Now in this case you can just swap the loops to get rid of the inefficient memory accesses (another 3Ă— speedup):
for (c, a) |*c_row, a_row| {
for (0..n) |k| {
var j: u32 = 0;
while (j <= n - vec_len) : (j += vec_len) {
const u: @Vector(vec_len, T) = b[k][j..][0..vec_len].*;
const y: @Vector(vec_len, T) = c_row.*[j..][0..vec_len].*;
const w: @Vector(vec_len, T) = @splat(a_row[k]);
c_row.*[j..][0..vec_len].* = (u * w) + y;
}
while (j < n) : (j += 1) {
c_row.*[j] += a_row[k] * b[k][j];
}
}
}
Also note that I removed your useless @memcpy.
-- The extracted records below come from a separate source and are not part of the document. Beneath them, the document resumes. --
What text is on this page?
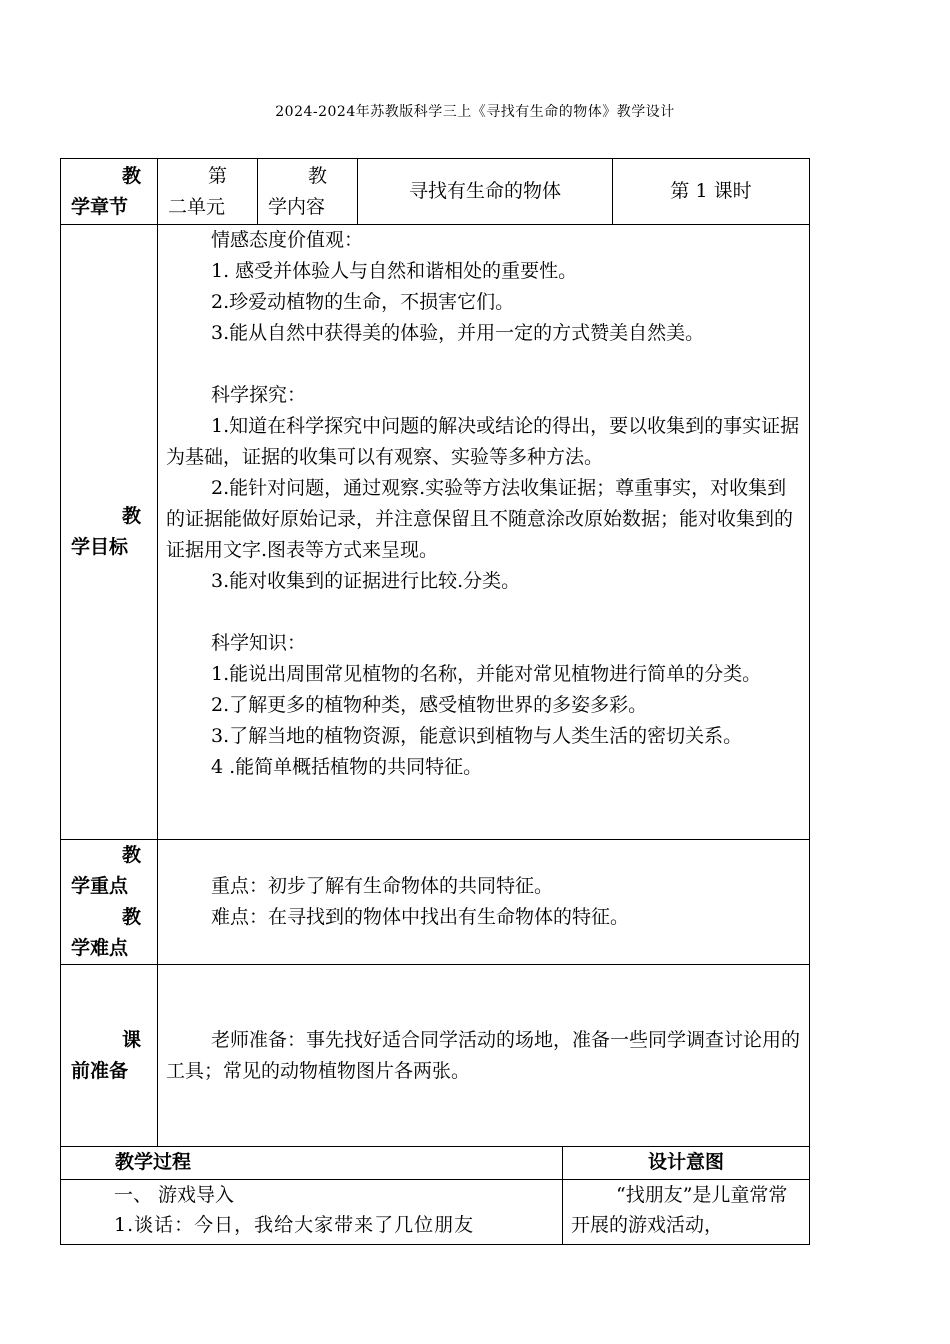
2024-2024年苏教版科学三上《寻找有生命的物体》教学设计
教
学章节
第
二单元
教
学内容
寻找有生命的物体	第 1 课时
教
学目标
情感态度价值观：
1. 感受并体验人与自然和谐相处的重要性。
2.珍爱动植物的生命，不损害它们。
3.能从自然中获得美的体验，并用一定的方式赞美自然美。
科学探究：
1.知道在科学探究中问题的解决或结论的得出，要以收集到的事实证据为基础，证据的收集可以有观察、实验等多种方法。
2.能针对问题，通过观察.实验等方法收集证据；尊重事实，对收集到的证据能做好原始记录，并注意保留且不随意涂改原始数据；能对收集到的证据用文字.图表等方式来呈现。
3.能对收集到的证据进行比较.分类。
科学知识：
1.能说出周围常见植物的名称，并能对常见植物进行简单的分类。
2.了解更多的植物种类，感受植物世界的多姿多彩。
3.了解当地的植物资源，能意识到植物与人类生活的密切关系。
4 .能简单概括植物的共同特征。
教
学重点
教
学难点
重点：初步了解有生命物体的共同特征。
难点：在寻找到的物体中找出有生命物体的特征。
课
前准备
老师准备：事先找好适合同学活动的场地，准备一些同学调查讨论用的工具；常见的动物植物图片各两张。
教学过程	设计意图
一、 游戏导入
1.谈话：今日，我给大家带来了几位朋友
“找朋友”是儿童常常开展的游戏活动，
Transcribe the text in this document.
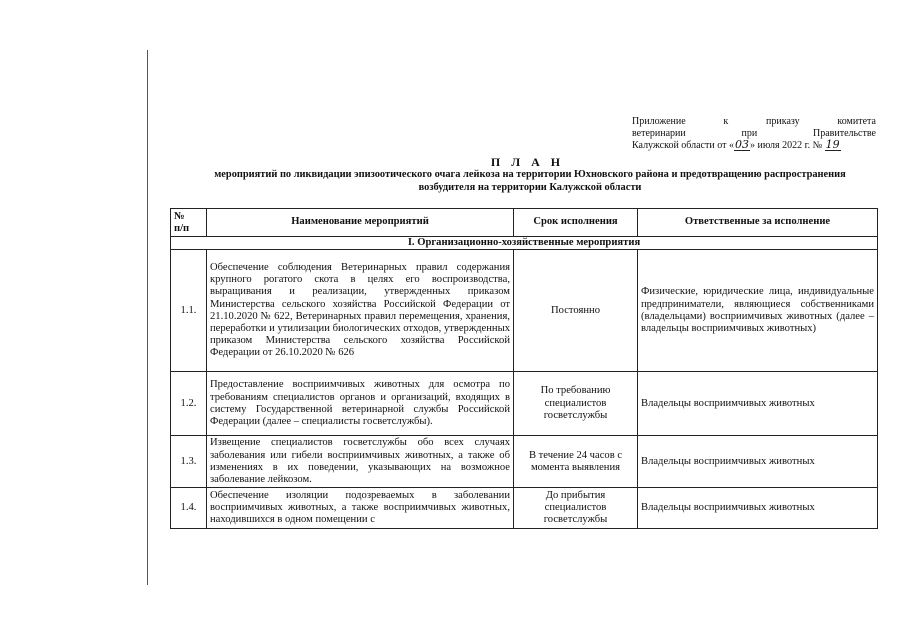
Приложение	к	приказу	комитета
ветеринарии	при	Правительстве
Калужской области от «03» июля 2022 г. № 19
П Л А Н
мероприятий по ликвидации эпизоотического очага лейкоза на территории Юхновского района и предотвращению распространения возбудителя на территории Калужской области
№
п/п	Наименование мероприятий	Срок исполнения	Ответственные за исполнение
I. Организационно-хозяйственные мероприятия			
1.1.	Обеспечение соблюдения Ветеринарных правил содержания крупного рогатого скота в целях его воспроизводства, выращивания и реализации, утвержденных приказом Министерства сельского хозяйства Российской Федерации от 21.10.2020 № 622, Ветеринарных правил перемещения, хранения, переработки и утилизации биологических отходов, утвержденных приказом Министерства сельского хозяйства Российской Федерации от 26.10.2020 № 626	Постоянно	Физические, юридические лица, индивидуальные предприниматели, являющиеся собственниками (владельцами) восприимчивых животных (далее – владельцы восприимчивых животных)
1.2.	Предоставление восприимчивых животных для осмотра по требованиям специалистов органов и организаций, входящих в систему Государственной ветеринарной службы Российской Федерации (далее – специалисты госветслужбы).	По требованию специалистов госветслужбы	Владельцы восприимчивых животных
1.3.	Извещение специалистов госветслужбы обо всех случаях заболевания или гибели восприимчивых животных, а также об изменениях в их поведении, указывающих на возможное заболевание лейкозом.	В течение 24 часов с момента выявления	Владельцы восприимчивых животных
1.4.	Обеспечение изоляции подозреваемых в заболевании восприимчивых животных, а также восприимчивых животных, находившихся в одном помещении с	До прибытия специалистов госветслужбы	Владельцы восприимчивых животных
Now it still seems that the larger vectors are faster (10 ms vs 9 ms), but this is not significant because it could also come from differences in code alignment.
Just a side note: if you want some real “realtime” (pun intended) and “critical mission applications”, just do not use CPUs with d/i caches, they are by theirs nature unpredictable in the sense that it is extremely hard to estimate how long a given piece of code will take to execute.